|HURRICANE IRENE ACCORDING TO NASA|
“Like everybody who enjoys a good tailgate and a Buffett show, Irene is simply pissed off,” said Storm Blowhard, Hurricane Irene’s spokesperson. “That said, she decided to pay the venue a little visit and to whip up some strong wind gusts right about the time the curtain goes up on what promises to be the lamest and wettest JB show in years.”
Having recently fallen off a stage and, no doubt seen the viral video of the stage collapsing at a Wisconsin state fair, it would seem that the 64-year-old poet, singer and song writer turned restaurant and casino mogul and future coffee barista would be reluctant to perform in such foul weather conditions.
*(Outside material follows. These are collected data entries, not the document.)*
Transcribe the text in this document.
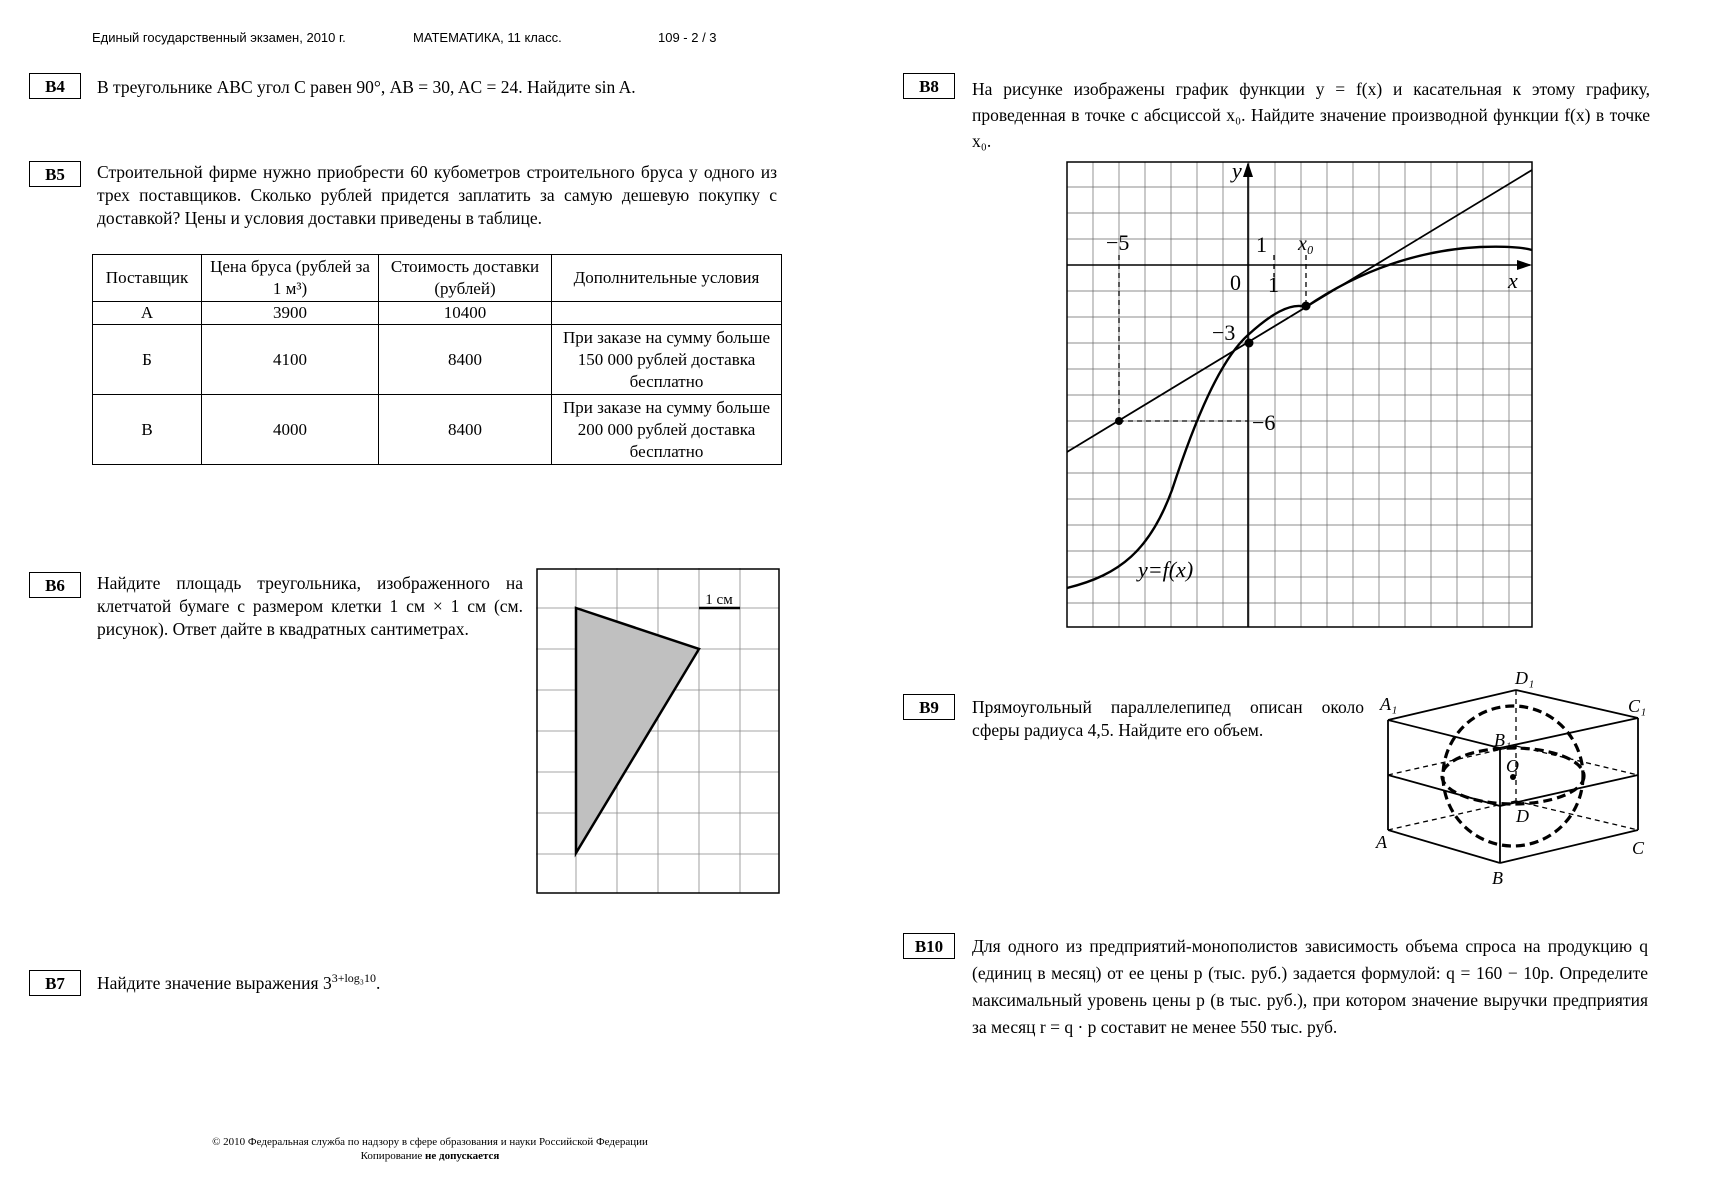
Единый государственный экзамен, 2010 г.	МАТЕМАТИКА, 11 класс.	109 - 2 / 3
B4	В треугольнике ABC угол C равен 90°, AB = 30, AC = 24. Найдите sin A.
B5	Строительной фирме нужно приобрести 60 кубометров строительного бруса у одного из трех поставщиков. Сколько рублей придется заплатить за самую дешевую покупку с доставкой? Цены и условия доставки приведены в таблице.
Поставщик	Цена бруса (рублей за 1 м³)	Стоимость доставки (рублей)	Дополнительные условия
А	3900	10400	
Б	4100	8400	При заказе на сумму больше 150 000 рублей доставка бесплатно
В	4000	8400	При заказе на сумму больше 200 000 рублей доставка бесплатно
B6	Найдите площадь треугольника, изображенного на клетчатой бумаге с размером клетки 1 см × 1 см (см. рисунок). Ответ дайте в квадратных сантиметрах.
1 см
B7	Найдите значение выражения $3^{3+log_310}$.
B8	На рисунке изображены график функции y = f(x) и касательная к этому графику, проведенная в точке с абсциссой x₀. Найдите значение производной функции f(x) в точке x₀.
y
x
0 1
1
−5
−3
−6
x₀
y=f(x)
B9	Прямоугольный параллелепипед описан около сферы радиуса 4,5. Найдите его объем.
A₁
D₁
C₁
B₁
O
D
A	C
B
B10	Для одного из предприятий-монополистов зависимость объема спроса на продукцию q (единиц в месяц) от ее цены p (тыс. руб.) задается формулой: q = 160 − 10p. Определите максимальный уровень цены p (в тыс. руб.), при котором значение выручки предприятия за месяц r = q · p составит не менее 550 тыс. руб.
© 2010 Федеральная служба по надзору в сфере образования и науки Российской Федерации
Копирование не допускается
|DAWG AND PIEJ IN HAPPIER TIMES.|
Parrotheads nationwide have been blogging, tweeting and Facebooking complaints to one another while others have set up extensive email chains looking to boycott the first ever “No Tailgating” Buffett event. Amazingly, dejected Buffet fans have even resorted to talking to one another in person (yes, that’s not a typo, it says “talking to one another in person”) about this semi-tragedy.
“Well, I-eye-I-eye-I-eye-I, just don’t know what to say. I’m kind of mourning my lost tailgate and my ton of sand,” said M. Daugherty who holds a 32-year attendance streak at the King Cheeseburger’s annual shows. “This is the most disappointing thing since I dropped fiddy on BCS National Championship game.”
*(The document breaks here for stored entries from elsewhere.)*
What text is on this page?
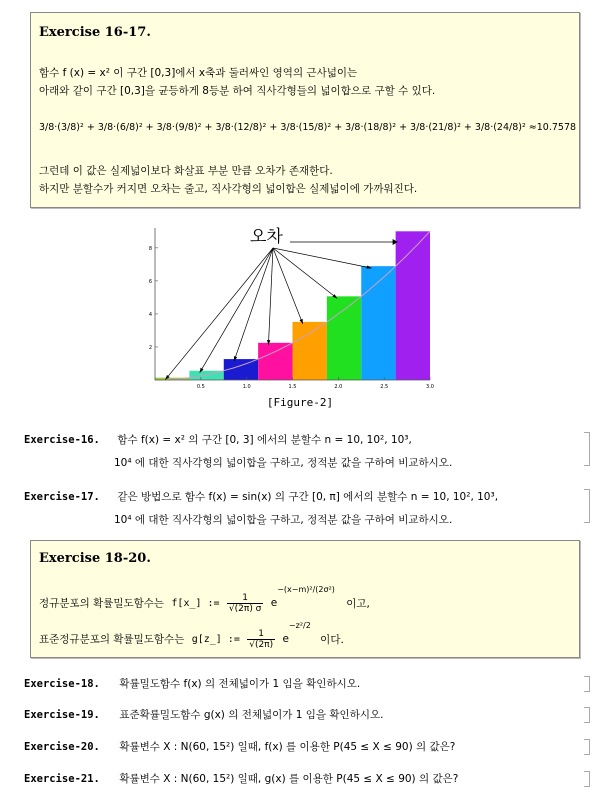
Exercise 16-17.
함수 f (x) = x² 이 구간 [0,3]에서 x축과 둘러싸인 영역의 근사넓이는
아래와 같이 구간 [0,3]을 균등하게 8등분 하여 직사각형들의 넓이합으로 구할 수 있다.
3/8·(3/8)² + 3/8·(6/8)² + 3/8·(9/8)² + 3/8·(12/8)² + 3/8·(15/8)² + 3/8·(18/8)² + 3/8·(21/8)² + 3/8·(24/8)² ≈10.7578
그런데 이 값은 실제넓이보다 화살표 부분 만큼 오차가 존재한다.
하지만 분할수가 커지면 오차는 줄고, 직사각형의 넓이합은 실제넓이에 가까워진다.
0.5	1.0	1.5	2.0	2.5	3.0
2
4
6
8
오차
[Figure-2]
Exercise-16. 함수 f(x) = x² 의 구간 [0, 3] 에서의 분할수 n = 10, 10², 10³,
10⁴ 에 대한 직사각형의 넓이합을 구하고, 정적분 값을 구하여 비교하시오.
Exercise-17. 같은 방법으로 함수 f(x) = sin(x) 의 구간 [0, π] 에서의 분할수 n = 10, 10², 10³,
10⁴ 에 대한 직사각형의 넓이합을 구하고, 정적분 값을 구하여 비교하시오.
Exercise 18-20.
정규분포의 확률밀도함수는 f[x_] := $\frac{1}{√(2\pi) \sigma} e^{-(x-m)^2/(2\sigma^2)}$ 이고,
표준정규분포의 확률밀도함수는 g[z_] := $\frac{1}{√(2\pi)} e^{-z^2/2}$ 이다.
Exercise-18. 확률밀도함수 f(x) 의 전체넓이가 1 임을 확인하시오.
Exercise-19. 표준확률밀도함수 g(x) 의 전체넓이가 1 임을 확인하시오.
Exercise-20. 확률변수 X : N(60, 15²) 일때, f(x) 를 이용한 P(45 ≤ X ≤ 90) 의 값은?
Exercise-21. 확률변수 X : N(60, 15²) 일때, g(x) 를 이용한 P(45 ≤ X ≤ 90) 의 값은?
Tickets are crawling off Stubhub at record low speeds with lawn seats selling for as little as $14. Nosebleeds seats at his next show in October start at $85 with only 179 tickets on sale. Over 500 Stay Dry concert goers are looking to unload tickets for Saturday night.
As the late Douglas Adams once said about flying in the Hitchhiker’s Guide To The Galaxy: “Have at it, and good luck!”
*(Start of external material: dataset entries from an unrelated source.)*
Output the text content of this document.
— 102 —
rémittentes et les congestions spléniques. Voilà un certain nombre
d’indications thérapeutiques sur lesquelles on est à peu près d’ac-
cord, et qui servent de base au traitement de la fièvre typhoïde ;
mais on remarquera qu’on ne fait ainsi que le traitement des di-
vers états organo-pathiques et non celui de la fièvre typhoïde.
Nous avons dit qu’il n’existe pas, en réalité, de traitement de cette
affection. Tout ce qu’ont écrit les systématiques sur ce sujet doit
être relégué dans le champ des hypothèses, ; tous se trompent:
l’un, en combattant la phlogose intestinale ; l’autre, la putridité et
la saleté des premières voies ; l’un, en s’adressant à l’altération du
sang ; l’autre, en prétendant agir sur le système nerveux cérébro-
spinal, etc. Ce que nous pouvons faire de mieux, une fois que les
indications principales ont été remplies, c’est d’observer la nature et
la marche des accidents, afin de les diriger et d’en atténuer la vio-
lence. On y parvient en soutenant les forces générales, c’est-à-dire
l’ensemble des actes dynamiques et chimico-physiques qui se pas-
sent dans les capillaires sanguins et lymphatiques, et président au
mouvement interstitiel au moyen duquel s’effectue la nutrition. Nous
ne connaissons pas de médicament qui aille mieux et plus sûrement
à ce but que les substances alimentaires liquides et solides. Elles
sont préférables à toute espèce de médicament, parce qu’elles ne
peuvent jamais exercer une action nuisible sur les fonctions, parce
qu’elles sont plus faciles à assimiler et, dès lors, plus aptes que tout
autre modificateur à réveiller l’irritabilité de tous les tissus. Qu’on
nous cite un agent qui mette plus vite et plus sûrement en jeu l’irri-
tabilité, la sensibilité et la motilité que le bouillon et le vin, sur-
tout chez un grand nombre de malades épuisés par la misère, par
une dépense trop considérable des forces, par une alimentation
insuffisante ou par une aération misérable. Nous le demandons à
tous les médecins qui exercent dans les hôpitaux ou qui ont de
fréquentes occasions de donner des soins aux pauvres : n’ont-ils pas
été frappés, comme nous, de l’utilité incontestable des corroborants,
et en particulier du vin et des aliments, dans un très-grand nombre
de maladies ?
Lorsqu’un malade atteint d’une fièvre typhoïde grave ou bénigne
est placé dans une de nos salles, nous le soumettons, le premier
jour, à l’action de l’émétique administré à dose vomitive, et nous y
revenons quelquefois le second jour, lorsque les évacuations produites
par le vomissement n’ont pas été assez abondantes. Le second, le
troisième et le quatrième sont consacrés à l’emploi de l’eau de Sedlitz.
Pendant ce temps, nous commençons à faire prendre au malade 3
“You know, if it was a Bronco game, I might weather the storm and the $8 beers,” said J. Pieja of Hole 3.5, a well-known haven for local Buffett aficionados, “but if Irene rolls in as predicted, we’re gonna need a bigger boat. I’ve already hired a driver, what the hell am I supposed to do now?”
“If it rains four inches in four hours and the wind blows 50 mph, I’m not sure we can keep the roads open,” said T. Blaze Blaser, chief kahuna of all the road s*** in Prince William County. “Hey, it is what it is.”
*UPP – Unofficial Parrothead Press
Related quote from singer/songwriter John Hiatt: “Thank God the tiki bar is open.”